My code needs to load $xx into $d0ed, but the problem is $ed isn't character-representable. To compensate, my code double self-mods in order to load $ed into it's necessary location. That, and the code used to derail OAM DMA, takes up 6 boxes. Since box 7 is the only box that allows self-modding on all character slots, the code must start there. Adding the coin-case setup would take up box 7, the only box I can use.

Sorry. :(

Re: Arbitrary code execution in Gold/Silver UE using the Coin Case

Posted by: Dragon Arbock
Date: 2017-10-25 21:34:31
Ah, disappointing.. don't know if it's worth the trouble to update my setup to 25 or not.. and then the other codes I use would need to be updated too.

Re: Arbitrary code execution in Gold/Silver UE using the Coin Case

Posted by: Couldntthinkofaname
Date: 2017-10-25 21:38:56
I personally recommend TM 25 ACE, there's no hassle to fix the stack and you don't need to walk in a certain manner or listen to specific cry.

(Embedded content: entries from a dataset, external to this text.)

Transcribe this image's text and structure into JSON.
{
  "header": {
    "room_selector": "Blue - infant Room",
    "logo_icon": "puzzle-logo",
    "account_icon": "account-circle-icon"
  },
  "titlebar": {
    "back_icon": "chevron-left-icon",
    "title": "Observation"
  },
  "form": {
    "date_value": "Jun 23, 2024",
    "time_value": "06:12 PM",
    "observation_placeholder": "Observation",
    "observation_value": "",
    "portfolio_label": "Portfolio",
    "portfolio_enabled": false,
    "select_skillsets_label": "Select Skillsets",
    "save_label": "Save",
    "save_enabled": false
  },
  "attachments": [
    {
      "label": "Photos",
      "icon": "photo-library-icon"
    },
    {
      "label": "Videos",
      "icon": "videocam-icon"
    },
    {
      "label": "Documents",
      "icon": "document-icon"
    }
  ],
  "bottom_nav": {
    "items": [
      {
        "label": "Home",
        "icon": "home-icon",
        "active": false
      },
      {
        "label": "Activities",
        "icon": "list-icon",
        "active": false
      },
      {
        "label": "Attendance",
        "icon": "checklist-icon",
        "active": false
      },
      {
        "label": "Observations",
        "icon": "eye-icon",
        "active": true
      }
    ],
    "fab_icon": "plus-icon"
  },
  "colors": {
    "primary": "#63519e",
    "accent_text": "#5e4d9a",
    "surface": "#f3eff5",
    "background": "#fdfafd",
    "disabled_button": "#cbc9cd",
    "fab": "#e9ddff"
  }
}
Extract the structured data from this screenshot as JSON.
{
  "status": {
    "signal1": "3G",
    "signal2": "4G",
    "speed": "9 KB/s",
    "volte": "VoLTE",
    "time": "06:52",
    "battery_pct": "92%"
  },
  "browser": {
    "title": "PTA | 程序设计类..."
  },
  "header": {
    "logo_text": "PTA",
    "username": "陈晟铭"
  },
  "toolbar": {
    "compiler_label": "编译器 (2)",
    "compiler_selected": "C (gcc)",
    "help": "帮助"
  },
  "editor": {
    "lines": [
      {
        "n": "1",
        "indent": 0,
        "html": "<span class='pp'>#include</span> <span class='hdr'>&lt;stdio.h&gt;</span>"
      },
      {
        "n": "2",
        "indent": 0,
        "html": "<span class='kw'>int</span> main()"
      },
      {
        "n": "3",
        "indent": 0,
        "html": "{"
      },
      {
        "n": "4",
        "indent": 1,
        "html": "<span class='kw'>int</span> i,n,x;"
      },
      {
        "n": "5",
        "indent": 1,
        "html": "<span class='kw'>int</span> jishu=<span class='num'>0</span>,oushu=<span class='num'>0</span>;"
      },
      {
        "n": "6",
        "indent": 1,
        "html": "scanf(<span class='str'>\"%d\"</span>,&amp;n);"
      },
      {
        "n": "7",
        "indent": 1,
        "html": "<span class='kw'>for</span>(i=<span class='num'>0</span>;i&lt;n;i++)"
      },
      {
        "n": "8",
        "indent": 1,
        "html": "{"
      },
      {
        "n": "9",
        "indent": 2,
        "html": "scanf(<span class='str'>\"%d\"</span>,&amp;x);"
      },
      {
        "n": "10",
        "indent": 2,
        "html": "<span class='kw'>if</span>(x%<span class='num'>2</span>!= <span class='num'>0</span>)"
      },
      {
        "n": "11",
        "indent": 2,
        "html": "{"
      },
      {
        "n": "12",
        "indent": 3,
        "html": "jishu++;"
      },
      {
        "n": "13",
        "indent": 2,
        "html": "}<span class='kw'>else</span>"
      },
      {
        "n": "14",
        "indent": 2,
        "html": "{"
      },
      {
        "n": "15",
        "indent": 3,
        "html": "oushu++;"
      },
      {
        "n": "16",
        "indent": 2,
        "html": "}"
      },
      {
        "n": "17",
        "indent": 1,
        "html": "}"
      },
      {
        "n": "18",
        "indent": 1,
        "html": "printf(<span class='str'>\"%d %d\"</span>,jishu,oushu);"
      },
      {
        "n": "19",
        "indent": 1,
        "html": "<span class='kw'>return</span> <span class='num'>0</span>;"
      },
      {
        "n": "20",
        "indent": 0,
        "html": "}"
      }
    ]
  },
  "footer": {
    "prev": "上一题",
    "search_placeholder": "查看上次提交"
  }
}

Re: Arbitrary code execution in Gold/Silver UE using the Coin Case

Posted by: Dragon Arbock
Date: 2017-10-25 23:32:24
None of that really bothers me. The most tedious part has to be done either way (typing in the code). I could see the advantages though, either way I'll probably be forced into using it as support for coin case wavers.

Re: Arbitrary code execution in Gold/Silver UE using the Coin Case

Posted by: Couldntthinkofaname
Date: 2017-10-26 06:58:43
Just make sure that when you switch to TM 25, move your slide Pokèmon and quagsire up one slot.

Re: Arbitrary code execution in Gold/Silver UE using the Coin Case

Posted by: Torchickens
Date: 2017-10-26 11:28:34
Thanks for your work Couldntthinkofaname. :)

That wild Pokémon modifier and wild Pokémon are Shiny code looks awesome.

May make a video of it like Nostalgia suggested, and if you make one too I'll add a link to it in my video description.

Re: Arbitrary code execution in Gold/Silver UE using the Coin Case

Posted by: Couldntthinkofaname
Date: 2017-10-26 11:31:07

Thanks for your work Couldntthinkofaname. :)

That wild Pokémon modifier and wild Pokémon are Shiny code looks awesome.

May make a video of it like Nostalgia suggested, and if you make one too I'll add a link to it in my video description.

Thanks agian!

I already have the AVI and WAV ready, but I can't combine them yet, i've been scrambling for a video editor that can do this to no avial.

Any suggestions?

Re: Arbitrary code execution in Gold/Silver UE using the Coin Case

Posted by: Torchickens
Date: 2017-10-26 11:43:17


Thanks for your work Couldntthinkofaname. :)

That wild Pokémon modifier and wild Pokémon are Shiny code looks awesome.

May make a video of it like Nostalgia suggested, and if you make one too I'll add a link to it in my video description.

Thanks agian!

I already have the AVI and WAV ready, but I can't combine them yet, i've been scrambling for a video editor that can do this to no avial.

Any suggestions?


You're welcome.

I'm unsure as I usually use Bandicam with Stereo Mix to record the audio at the same time (or VBA's built-in recorder however it probably won't emulate the OAM DMA exploit correctly) without having to combine video and audio.

I think FFMPEG can do that though (according to https://stackoverflow.com/questions/11779490/how-to-add-a-new-audio-not-mixing-into-a-video-using-ffmpeg), use cd [add path here] on Command Prompt to set the current directory.

Windows Movie Maker can do it too but I'm unsure how that would affect the quality.